Overused SSNs. GAO's preliminary analyses identified over 29,000 SSNs in plan year 2023 and nearly 68,000 SSNs in plan year 2024 used to receive more than one year's worth of insurance coverage with APTC in a single plan year. CMS officials explained that the federal Marketplace does not prohibit multiple enrollments per SSN to help ensure that the actual SSN-holder can enroll in insurance coverage in cases of identity theft or data entry errors.
GAO's preliminary analyses also identified at least 30,000 applications in plan year 2023 and at least 160,000 applications in plan year 2024 that had likely unauthorized changes by agents or brokers. This can result in consumer harm, including loss of access to medications. In July 2024, CMS implemented a new control to prevent such changes, which GAO is reviewing in its ongoing work.GAO preliminarily identified weaknesses in CMS’s APTC fraud risk management as compared to leading practices. Specifically, CMS has not updated its fraud risk assessment since 2018 despite changes in the program and its controls. Further, CMS’s 2018 assessment may not fully align with leading practices, like identifying inherent fraud risks. Finally, CMS did not use its 2018 assessment to develop an antifraud strategy. Together, these weaknesses appear to hinder CMS’s ability to effectively and proactively manage fraud risks in APTC.
Why GAO Did This Study
The Patient Protection and Affordable Care Act provides premium tax credits to help eligible individuals pay for health insurance.

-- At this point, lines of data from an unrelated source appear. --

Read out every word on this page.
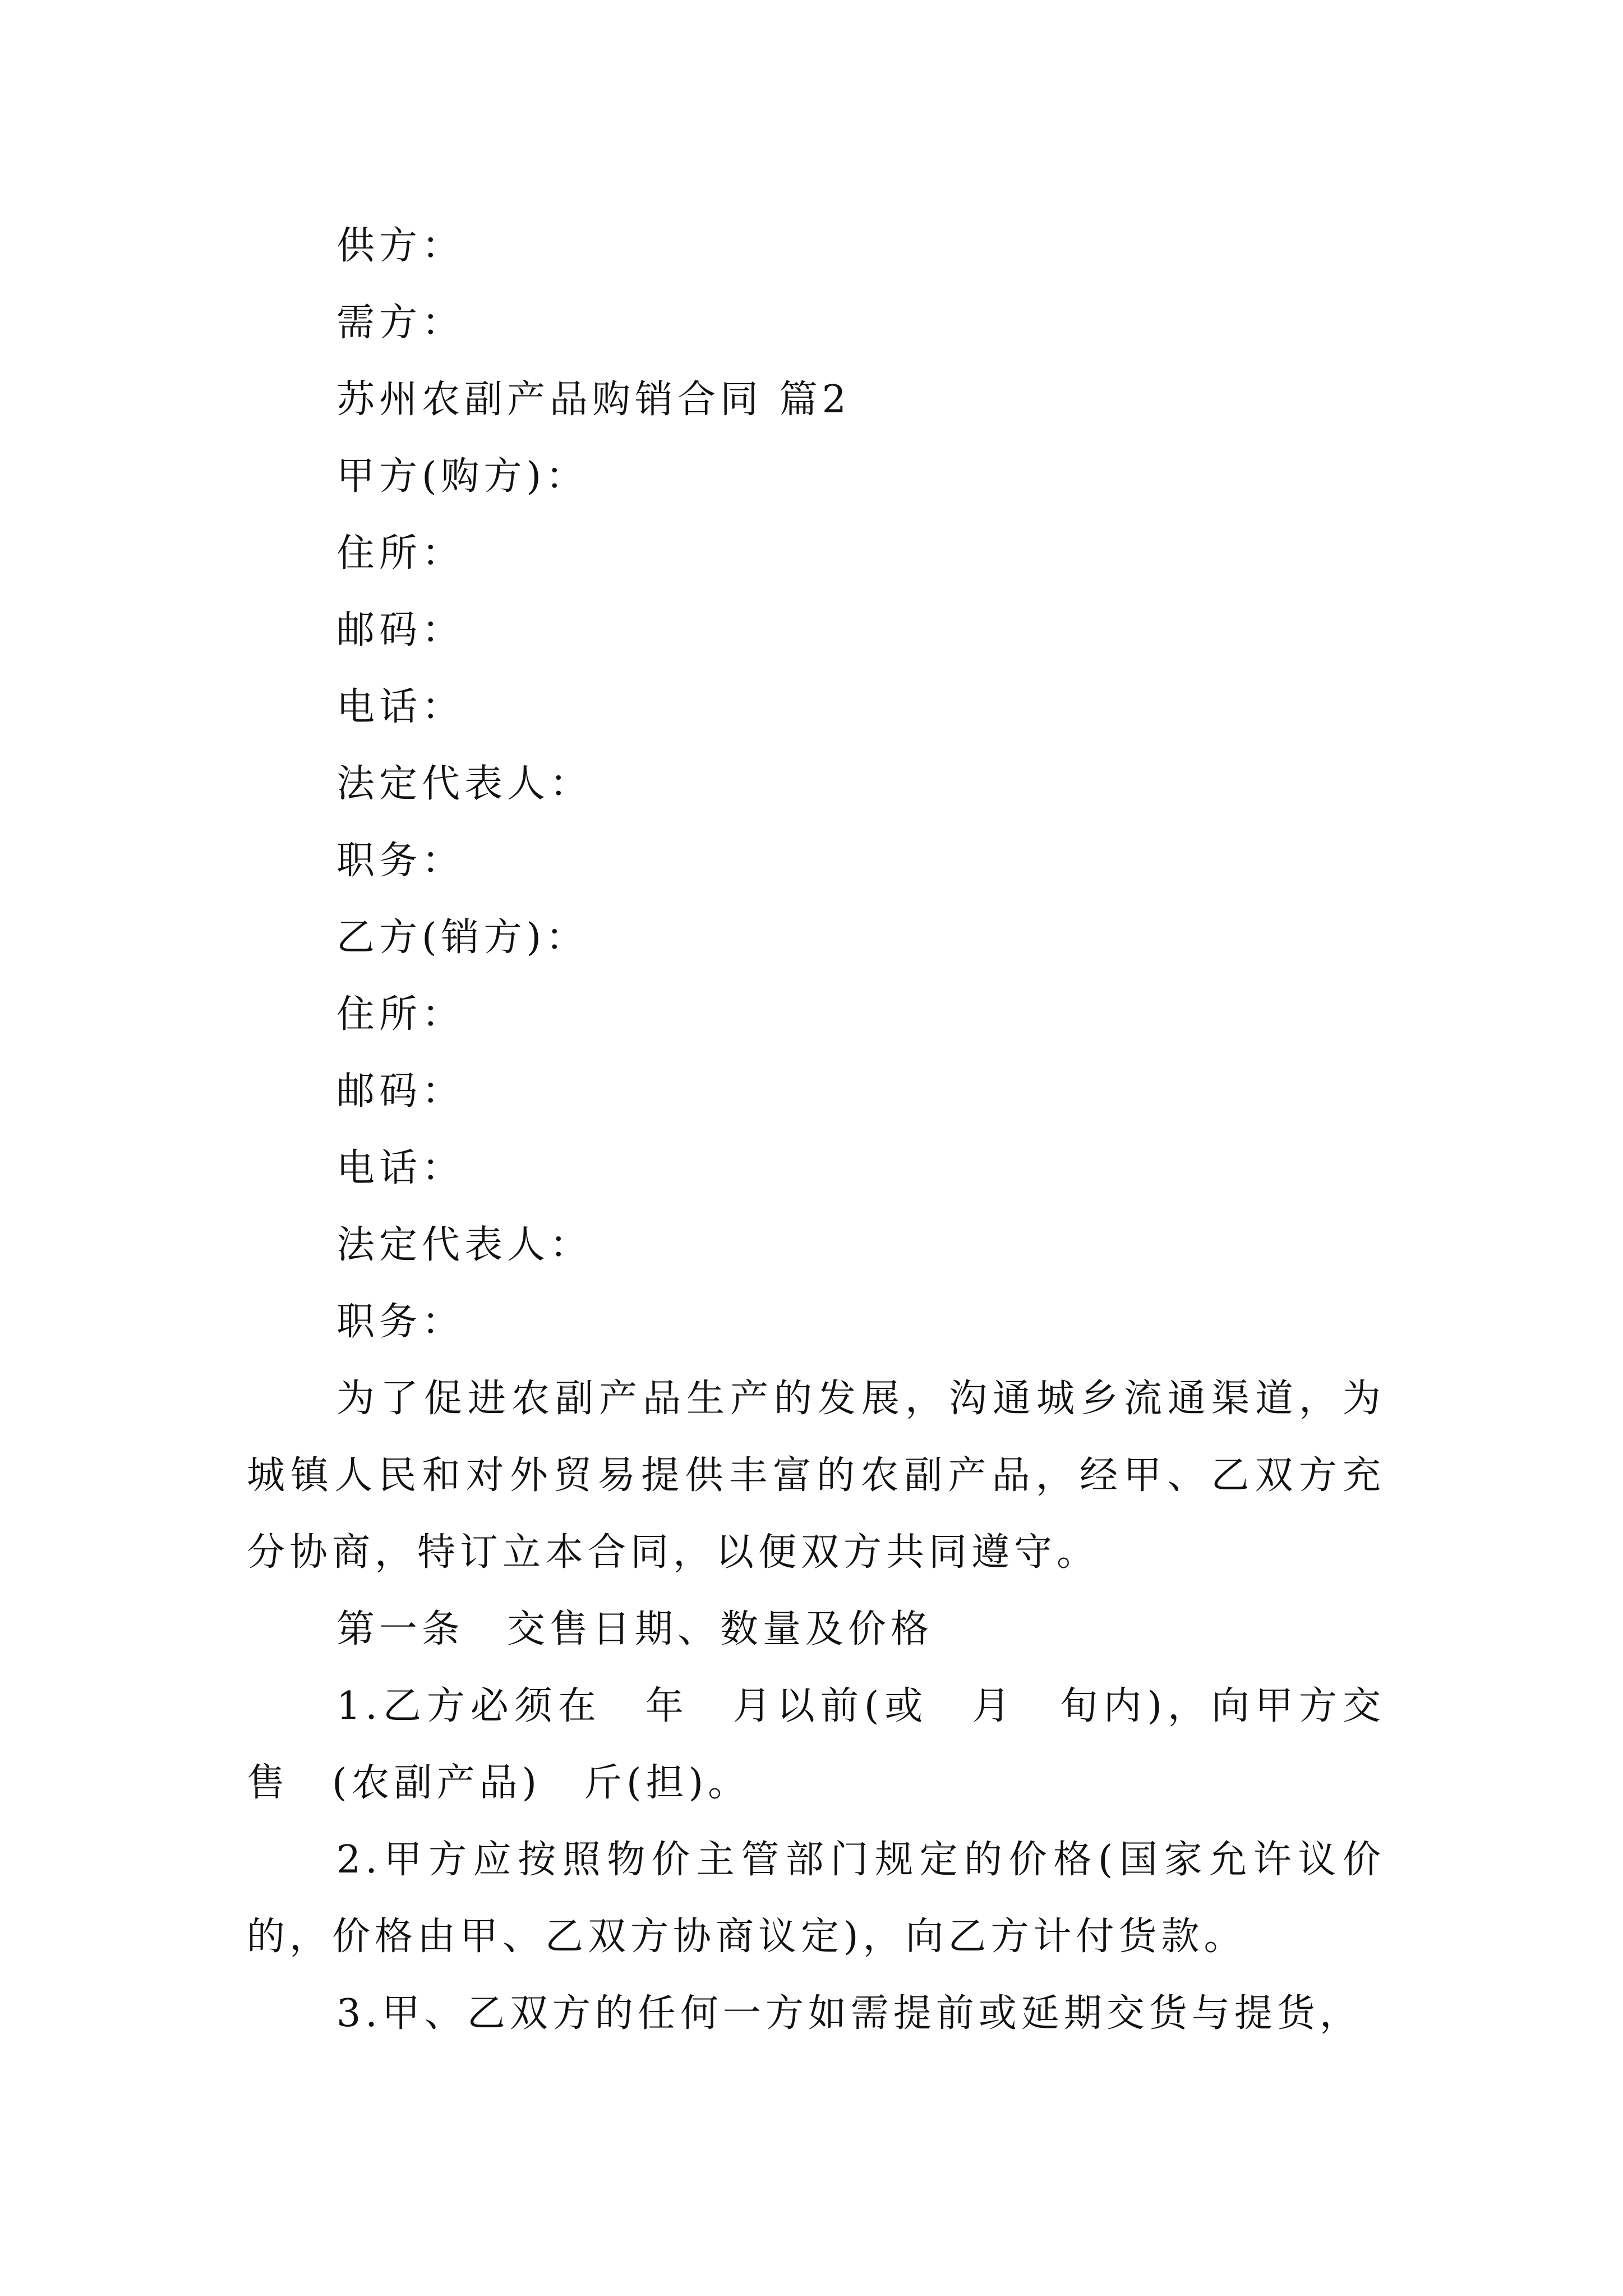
供方：

需方：

苏州农副产品购销合同 篇2

甲方(购方)：

住所：

邮码：

电话：

法定代表人：

职务：

乙方(销方)：

住所：

邮码：

电话：

法定代表人：

职务：

为了促进农副产品生产的发展，沟通城乡流通渠道，为城镇人民和对外贸易提供丰富的农副产品，经甲、乙双方充分协商，特订立本合同，以便双方共同遵守。

第一条　交售日期、数量及价格

1.乙方必须在　年　月以前(或　月　旬内)，向甲方交售　(农副产品)　斤(担)。

2.甲方应按照物价主管部门规定的价格(国家允许议价的，价格由甲、乙双方协商议定)，向乙方计付货款。

3.甲、乙双方的任何一方如需提前或延期交货与提货，
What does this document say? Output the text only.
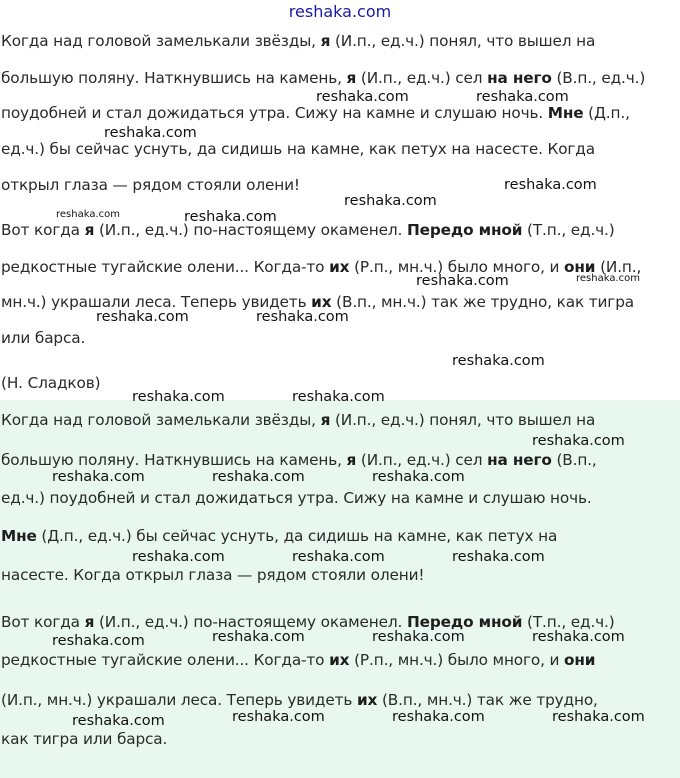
reshaka.com
Когда над головой замелькали звёзды, я (И.п., ед.ч.) понял, что вышел на
большую поляну. Наткнувшись на камень, я (И.п., ед.ч.) сел на него (В.п., ед.ч.)
поудобней и стал дожидаться утра. Сижу на камне и слушаю ночь. Мне (Д.п.,
ед.ч.) бы сейчас уснуть, да сидишь на камне, как петух на насесте. Когда
открыл глаза — рядом стояли олени!
Вот когда я (И.п., ед.ч.) по-настоящему окаменел. Передо мной (Т.п., ед.ч.)
редкостные тугайские олени... Когда-то их (Р.п., мн.ч.) было много, и они (И.п.,
мн.ч.) украшали леса. Теперь увидеть их (В.п., мн.ч.) так же трудно, как тигра
или барса.
(Н. Сладков)
Когда над головой замелькали звёзды, я (И.п., ед.ч.) понял, что вышел на
большую поляну. Наткнувшись на камень, я (И.п., ед.ч.) сел на него (В.п.,
ед.ч.) поудобней и стал дожидаться утра. Сижу на камне и слушаю ночь.
Мне (Д.п., ед.ч.) бы сейчас уснуть, да сидишь на камне, как петух на
насесте. Когда открыл глаза — рядом стояли олени!
Вот когда я (И.п., ед.ч.) по-настоящему окаменел. Передо мной (Т.п., ед.ч.)
редкостные тугайские олени... Когда-то их (Р.п., мн.ч.) было много, и они
(И.п., мн.ч.) украшали леса. Теперь увидеть их (В.п., мн.ч.) так же трудно,
как тигра или барса.
reshaka.com	reshaka.com
reshaka.com
reshaka.com
reshaka.com
reshaka.com	reshaka.com
reshaka.com	reshaka.com
reshaka.com	reshaka.com
reshaka.com
reshaka.com	reshaka.com
reshaka.com
reshaka.com	reshaka.com	reshaka.com
reshaka.com	reshaka.com	reshaka.com
reshaka.com	reshaka.com	reshaka.com	reshaka.com
reshaka.com	reshaka.com	reshaka.com	reshaka.com
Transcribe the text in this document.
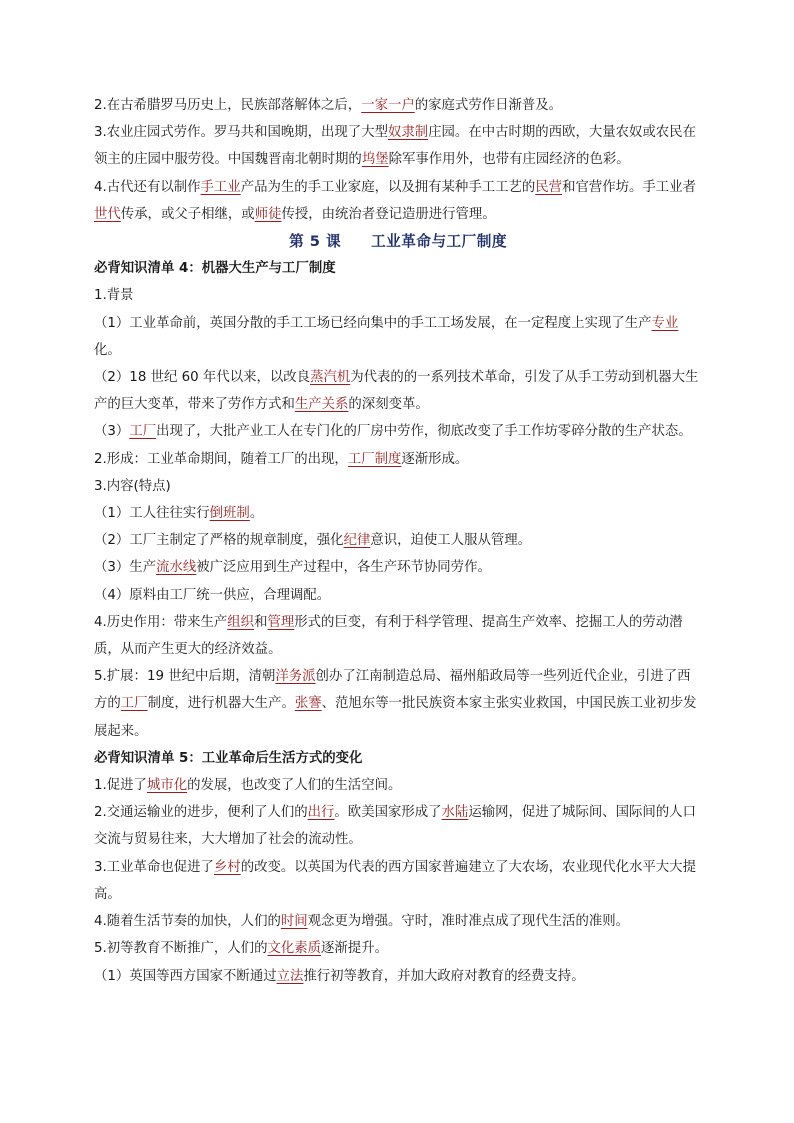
2.在古希腊罗马历史上，民族部落解体之后，一家一户的家庭式劳作日渐普及。

3.农业庄园式劳作。罗马共和国晚期，出现了大型奴隶制庄园。在中古时期的西欧，大量农奴或农民在领主的庄园中服劳役。中国魏晋南北朝时期的坞堡除军事作用外，也带有庄园经济的色彩。

4.古代还有以制作手工业产品为生的手工业家庭，以及拥有某种手工工艺的民营和官营作坊。手工业者世代传承，或父子相继，或师徒传授，由统治者登记造册进行管理。

第 5 课 工业革命与工厂制度

必背知识清单 4：机器大生产与工厂制度

1.背景

（1）工业革命前，英国分散的手工工场已经向集中的手工工场发展，在一定程度上实现了生产专业化。

（2）18 世纪 60 年代以来，以改良蒸汽机为代表的的一系列技术革命，引发了从手工劳动到机器大生产的巨大变革，带来了劳作方式和生产关系的深刻变革。

（3）工厂出现了，大批产业工人在专门化的厂房中劳作，彻底改变了手工作坊零碎分散的生产状态。

2.形成：工业革命期间，随着工厂的出现，工厂制度逐渐形成。

3.内容(特点)

（1）工人往往实行倒班制。

（2）工厂主制定了严格的规章制度，强化纪律意识，迫使工人服从管理。

（3）生产流水线被广泛应用到生产过程中，各生产环节协同劳作。

（4）原料由工厂统一供应，合理调配。

4.历史作用：带来生产组织和管理形式的巨变，有利于科学管理、提高生产效率、挖掘工人的劳动潜质，从而产生更大的经济效益。

5.扩展：19 世纪中后期，清朝洋务派创办了江南制造总局、福州船政局等一些列近代企业，引进了西方的工厂制度，进行机器大生产。张謇、范旭东等一批民族资本家主张实业救国，中国民族工业初步发展起来。

必背知识清单 5：工业革命后生活方式的变化

1.促进了城市化的发展，也改变了人们的生活空间。

2.交通运输业的进步，便利了人们的出行。欧美国家形成了水陆运输网，促进了城际间、国际间的人口交流与贸易往来，大大增加了社会的流动性。

3.工业革命也促进了乡村的改变。以英国为代表的西方国家普遍建立了大农场，农业现代化水平大大提高。

4.随着生活节奏的加快，人们的时间观念更为增强。守时，准时准点成了现代生活的准则。

5.初等教育不断推广，人们的文化素质逐渐提升。

（1）英国等西方国家不断通过立法推行初等教育，并加大政府对教育的经费支持。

The federal government can pay this credit directly to health insurance issuers as APTC. CMS estimated that it paid nearly $124 billion in APTC for about 19.5 million enrollees in plan year 2024. Consumers can enroll in insurance through the federal Marketplace independently or with assistance from an agent or broker.
Recent indictments highlight concerns about agent and broker practices in the federal Marketplace. Further, CMS reported that it received roughly 275,000 complaints in 2024 that consumers were enrolled or had insurance plans changed in the federal Marketplace without their consent.
GAO was asked to review issues related to fraud risk management in APTC. This report discusses preliminary results of ongoing GAO work related to (1) covert testing and (2) data analyses of enrollment controls in the federal Marketplace, as well as (3) CMS's APTC fraud risk assessment and antifraud strategy.
To perform this work, GAO created 20 fictitious identities and submitted applications for health care coverage in the federal Marketplace for plan years 2024 and 2025. The results, while illustrative, cannot be generalized to the full enrollment population. Additionally, GAO analyzed federal Marketplace enrollment data for plan years 2023 and 2024 and compared these data to federal death data and tax data. Finally, GAO assessed documentation related to CMS's fraud risk management activities against relevant leading practices.